The researchers found that carriers of the LIPG 396Ser allele had higher HDL cholesterol; however, they had similar levels of other lipid and non-lipid risk factors for myocardial infarction compared with non-carriers. They noted that the difference in HDL cholesterol was expected to decrease the risk of a myocardial infarction by 13%; however, they found that the 396Ser allele was not associated with a risk of myocardial infarction. From the perspective of observational epidemiology, an increase of 1 standard deviation in HDL cholesterol was associated with s reduced risk of myocardial infarction; however, a 1 standard deviation increase in HDL cholesterol due to genetic score was not associated with an increased risk of myocardial infarction (Standard deviation refers to how much variation or "dispersion" exists from the average or expected value.) For LDL cholesterol (“bad cholesterol”), the risk estimate from observational epidemiology paralleled the genetic score.

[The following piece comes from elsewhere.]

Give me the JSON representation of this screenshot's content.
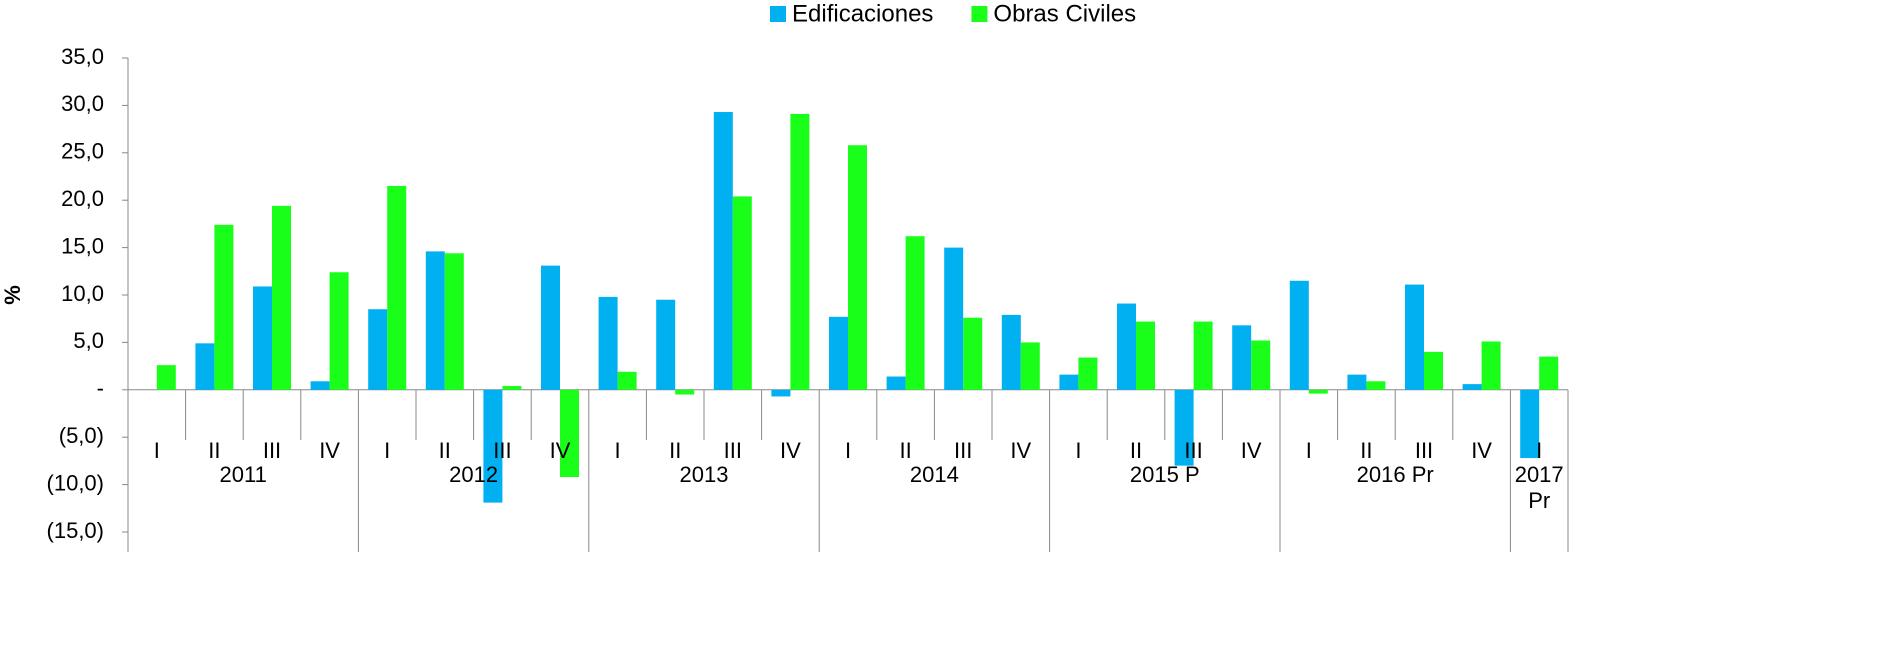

The authors concluded that some genetic factors that raise plasma HDL cholesterol do not appear to lower the risk of a myocardial infarction. They noted that their data challenges the concept that raising of plasma HDL cholesterol will uniformly translate into reductions in the risk of a myocardial infarction.

Take home message:
This study illustrates that genetic factors are involved in the risk of a heart attack. Perhaps of more importance than focusing on a laboratory value, one should engage in a healthy life style, which includes a healthy diet and exercise program. An overweight individual with a poor diet and low physical activity is still at risk for a myocardial infarction if his or her cholesterol levels are in the normal range.

Reference: The Lancet
This page is updated on May 11, 2013.